Avec le temps, avec la chimie, on sent vraiment que les départs deviennent de plus en plus beaux, (allez sentir le départ anisé de l’Heure Bleue dans sa version eau de toilette actuelle pour vous faire une idée !), et que le parfum, dans son ensemble est plus ciselé, plus précis. On sent qu’il y a un vrai jeu sur l’évolution qui se met en place. Quand on sent, on se dit qu’il y a des choses bien, d’autres moins, et que le temps qui a trié a bien fait son œuvre. Il y a des choses belles, très belles, des choses qu’on aurait plaisir à porter, mais pas aussi fines qu’un Mitsouko, par exemple, qu’on n’en finit pas de redécouvrir de flacon en flacon. 
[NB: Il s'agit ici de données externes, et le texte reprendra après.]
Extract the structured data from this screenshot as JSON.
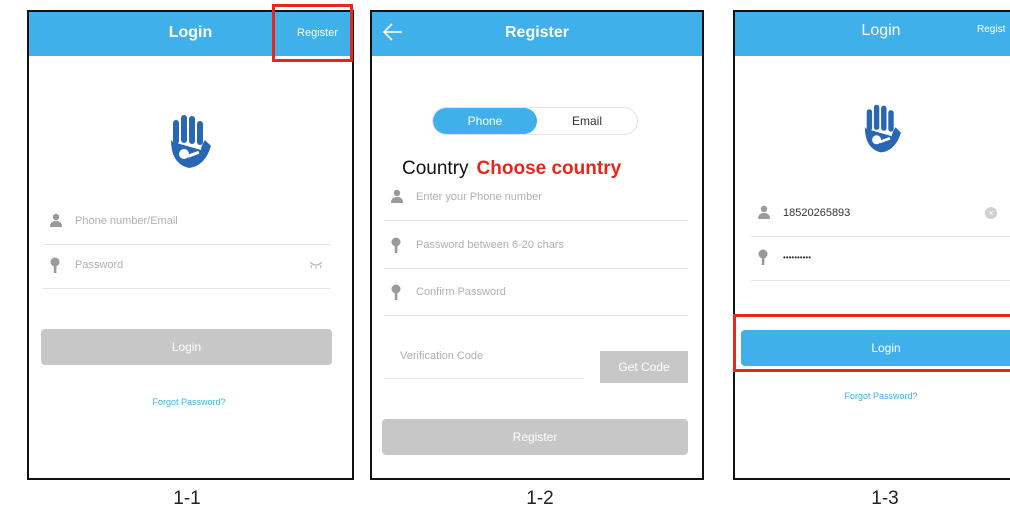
{
  "colors": {
    "accent": "#3fb0e9",
    "disabled": "#c7c7c7",
    "highlight": "#e8261c",
    "logo": "#2966b3"
  },
  "screen1": {
    "title": "Login",
    "register_label": "Register",
    "account_placeholder": "Phone number/Email",
    "password_placeholder": "Password",
    "login_label": "Login",
    "forgot_label": "Forgot Password?"
  },
  "screen2": {
    "title": "Register",
    "tabs": [
      "Phone",
      "Email"
    ],
    "country_label": "Country",
    "country_value": "Choose country",
    "phone_placeholder": "Enter your Phone number",
    "password_placeholder": "Password between 6-20 chars",
    "confirm_placeholder": "Confirm Password",
    "verification_placeholder": "Verification Code",
    "get_code_label": "Get Code",
    "register_label": "Register"
  },
  "screen3": {
    "title": "Login",
    "register_label": "Regist",
    "account_value": "18520265893",
    "password_value": "••••••••••",
    "login_label": "Login",
    "forgot_label": "Forgot Password?"
  },
  "captions": [
    "1-1",
    "1-2",
    "1-3"
  ],
  "icons": {
    "logo": "hand-key-icon",
    "user": "user-icon",
    "key": "key-icon",
    "eye": "eye-closed-icon",
    "back": "back-arrow-icon",
    "clear": "clear-icon"
  }
}
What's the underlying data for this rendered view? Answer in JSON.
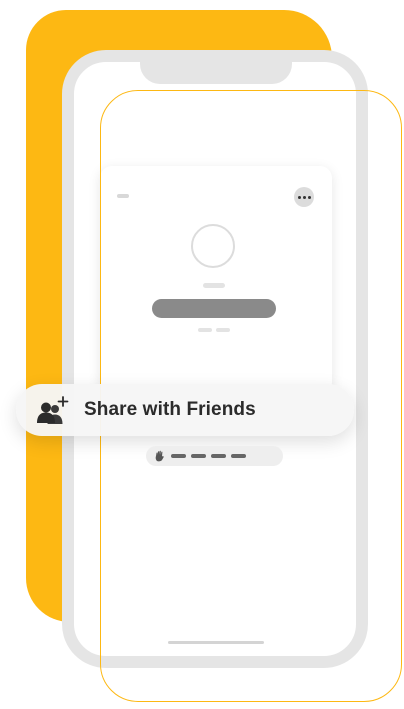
{
  "share": {
    "label": "Share with Friends",
    "icon": "add-person-icon"
  },
  "card": {
    "more_icon": "more-dots-icon",
    "avatar_icon": "avatar-circle-icon"
  },
  "token": {
    "icon": "hand-stop-icon",
    "dash_count": 4
  },
  "colors": {
    "accent": "#FDB813",
    "phone_frame": "#E5E5E5",
    "name_bar": "#8A8A8A",
    "label_text": "#2B2B2B"
  }
}
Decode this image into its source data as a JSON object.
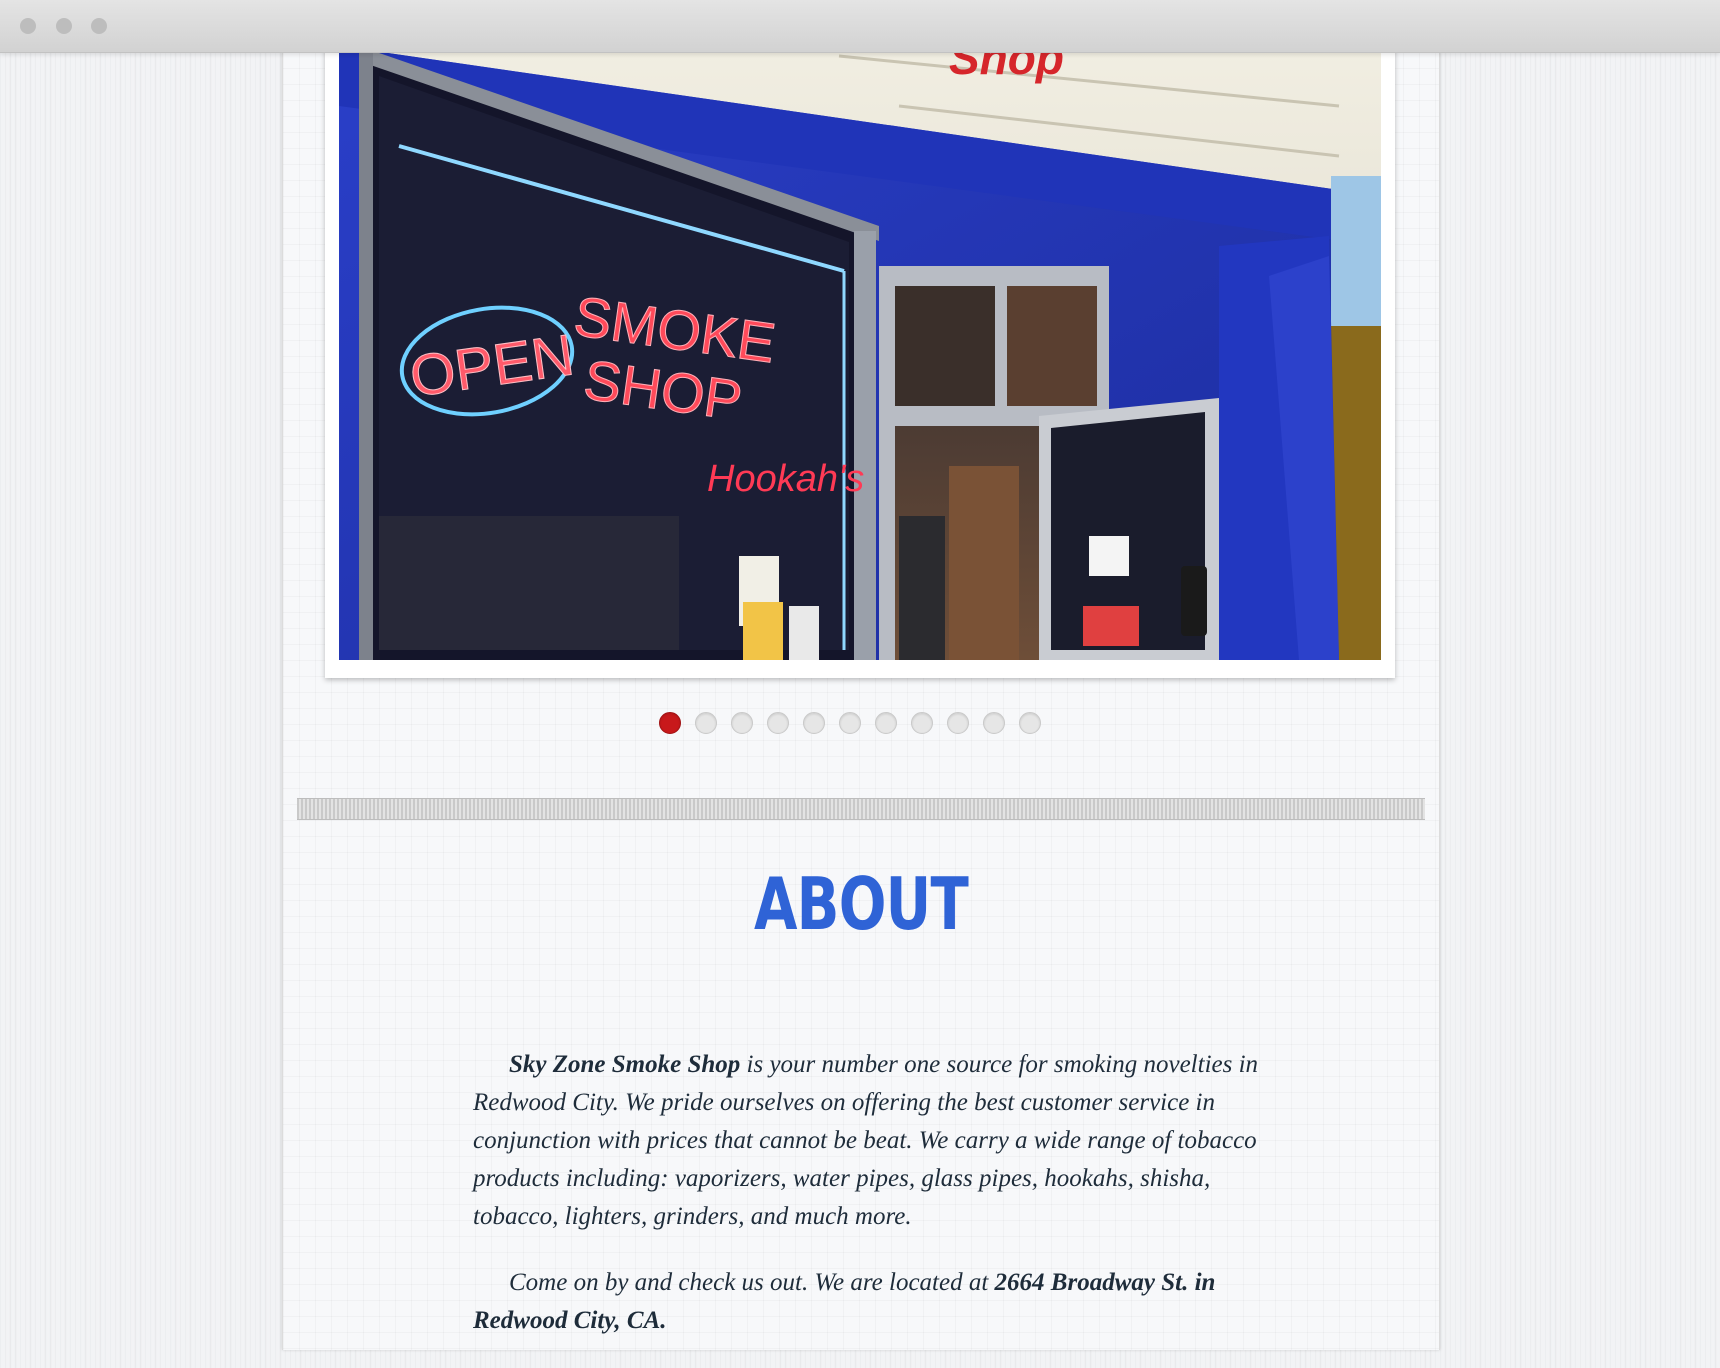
{
  "browser": {
    "window_controls": [
      "close",
      "minimize",
      "maximize"
    ]
  },
  "slider": {
    "photo_signs": {
      "store_sign_fragment": "Shop",
      "neon_open": "OPEN",
      "neon_smoke": "SMOKE",
      "neon_shop": "SHOP",
      "neon_hookahs": "Hookah's"
    },
    "dots_total": 11,
    "active_index": 0,
    "active_color": "#c8191b",
    "inactive_color": "#e6e6e6"
  },
  "about": {
    "title": "ABOUT",
    "title_color": "#2f63d6",
    "p1_bold": "Sky Zone Smoke Shop",
    "p1_text": " is your number one source for smoking novelties in Redwood City. We pride ourselves on offering the best customer service in conjunction with prices that cannot be beat. We carry a wide range of tobacco products including: vaporizers, water pipes, glass pipes, hookahs, shisha, tobacco, lighters, grinders, and much more.",
    "p2_text": "Come on by and check us out. We are located at ",
    "p2_bold": "2664 Broadway St. in Redwood City, CA."
  }
}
Ce que j’ai remarqué aussi, et là, c’est un peu dommage de ne pas sentir également d’autre maison pour savoir s’il s’agit d’un style propre ou d’un effet de mode, ce sont des parentés plus ou moins évidentes entre certains parfums. Par exemple et parce que je les connais bien, il y a une ressemblance qui est souvent évoquée entre Après l’Ondée et l’Heure, Bleue. Oui, bien sûr, mais pas tant que ça. Enfin, disons que je ne l’avais jamais perçue très clairement. Et soudain, plusieurs parfums qui s’en rapprochent, établissent des liens. Fol Arôme en 1912 se détache particulièrement. Il jette un pont entre les deux parfums. Il semble une variation sur Après l’Ondée, une variation débarrassée de la tristesse, qui me rendait ce si beau parfum presqu’impossible à porter pour moi parce que trop déchirant. Je parle de la version ancienne bien sûr, celle qui est produite actuellement, conforme IFRA, n’a plus rien à voir. (Pour moi, sa tristesse atteint celle du moment où le narrateur de La Recherche réalise que sa mère ne viendra pas l’embrasser et entre dans cette angoisse de la séparation qui va conditionner toute sa vie amoureuse.) Moins terreux, plus aérien, l’iris est très présent, le parfum se poudre énormément. Que s’y joute un peu de gourmandise et de sensualité et apparaît l’Heure Bleue dans sa nostalgie heureuse et tendre, poignante comme un souvenir chéri, mais sans douleur.

Le jeu des parfums à tiroirs est vraiment amusant. Ces passages de formules qui se déplacent, voyagent sont utilisé et réutilisés. C’est un style, un genre, qui se propage, évolue, traverse les époques et les modes. C’est intéressant parce que c’est assez inégal. Les chypres, par exemple, ont des pans de formules qui circulent, mais certains sont éclatants, facettés, plein de relief et de mystères, comme Mitsouko, et d’autres semblent un peu plats, étouffants et sans vie… (Comme le Chypre 53) ça force à regarder notre époque d’une autre façon, à nous demander ce qui survivra sans considérer comme la norme la situation que les plus âgés ont connue quand une maison lançait un parfum ou deux par décennie en considérant qu’ils devaient survivre.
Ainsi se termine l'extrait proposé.